WARTABANGKA.ID – Wakil Wali Kota Pangkalpinang, Dessy Ayutrisna, menegaskan komitmen Pemerintah Kota (Pemkot) Pangkalpinang dalam memperkuat sektor pariwisata sebagai penggerak ekonomi daerah.
Komitmen tersebut diwujudkan melalui keterbukaan informasi, khususnya terkait pelaksanaan berbagai event, agar hotel dan restoran dapat mempersiapkan layanan secara lebih optimal.
Hal itu disampaikan Dessy—yang akrab disapa Cece Dessy—saat menghadiri diskusi bersama Persatuan Hotel dan Restoran Indonesia (PHRI) Kota Pangkalpinang di Hotel Manunggal, Jumat (23/1/2026).
“Hotel dan restoran membutuhkan kepastian informasi. Jika event diketahui lebih awal, mereka bisa menyiapkan SDM, stok bahan baku, paket promo, hingga pelayanan yang maksimal,” ujar Dessy.
Ia menegaskan, keterbukaan informasi bukan semata soal transparansi, melainkan bagian dari strategi untuk memperbesar dampak ekonomi dari setiap kegiatan pariwisata yang digelar di Pangkalpinang.
Menurutnya, pengembangan pariwisata tidak bisa berjalan sendiri, melainkan membutuhkan kolaborasi seluruh pihak agar manfaatnya dapat dirasakan secara luas.
“Event bukan hanya soal keramaian di satu titik. Dampaknya harus dirasakan secara merata. Dengan informasi yang terbuka, pelaku usaha bisa ikut berperan dan mendapatkan manfaat,” jelasnya.
Dessy juga menyampaikan bahwa Pemkot Pangkalpinang mendorong penyusunan kalender event yang terbuka dan mudah diakses publik.

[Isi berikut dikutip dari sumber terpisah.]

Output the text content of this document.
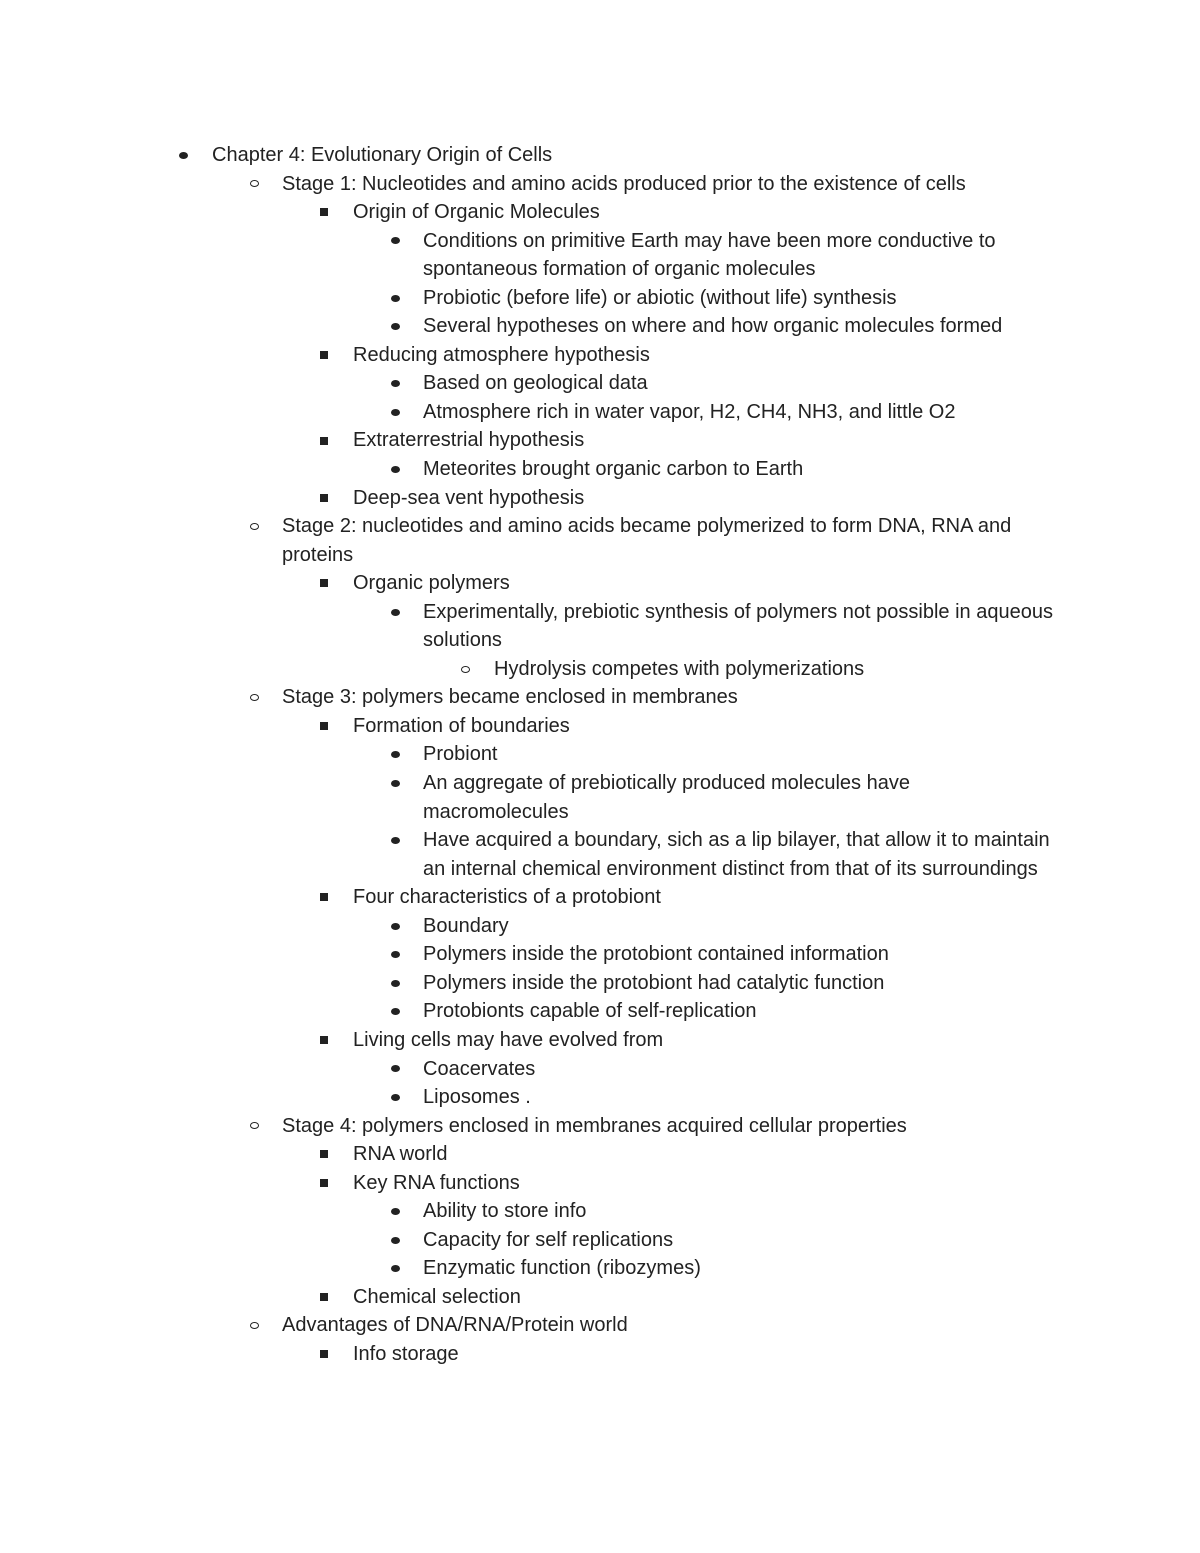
Chapter 4: Evolutionary Origin of Cells
Stage 1: Nucleotides and amino acids produced prior to the existence of cells
Origin of Organic Molecules
Conditions on primitive Earth may have been more conductive to spontaneous formation of organic molecules
Probiotic (before life) or abiotic (without life) synthesis
Several hypotheses on where and how organic molecules formed
Reducing atmosphere hypothesis
Based on geological data
Atmosphere rich in water vapor, H2, CH4, NH3, and little O2
Extraterrestrial hypothesis
Meteorites brought organic carbon to Earth
Deep-sea vent hypothesis
Stage 2: nucleotides and amino acids became polymerized to form DNA, RNA and proteins
Organic polymers
Experimentally, prebiotic synthesis of polymers not possible in aqueous solutions
Hydrolysis competes with polymerizations
Stage 3: polymers became enclosed in membranes
Formation of boundaries
Probiont
An aggregate of prebiotically produced molecules have macromolecules
Have acquired a boundary, sich as a lip bilayer, that allow it to maintain an internal chemical environment distinct from that of its surroundings
Four characteristics of a protobiont
Boundary
Polymers inside the protobiont contained information
Polymers inside the protobiont had catalytic function
Protobionts capable of self-replication
Living cells may have evolved from
Coacervates
Liposomes .
Stage 4: polymers enclosed in membranes acquired cellular properties
RNA world
Key RNA functions
Ability to store info
Capacity for self replications
Enzymatic function (ribozymes)
Chemical selection
Advantages of DNA/RNA/Protein world
Info storage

Kalender tersebut diharapkan menjadi rujukan bagi hotel, restoran, serta pelaku UMKM dalam menyusun strategi bisnis.
Selain itu, Pemkot juga memperkuat koordinasi lintas perangkat daerah agar informasi terkait event, pariwisata, dan ekonomi kreatif dapat tersampaikan secara utuh dan mampu menarik kunjungan wisatawan.
“Dengan informasi yang terbuka dan terkoordinasi, kolaborasi antara pemerintah, event organizer, PHRI, hotel, dan restoran akan semakin solid. Inilah yang kita harapkan untuk menggerakkan dan menguatkan ekonomi Kota Pangkalpinang,” pungkasnya.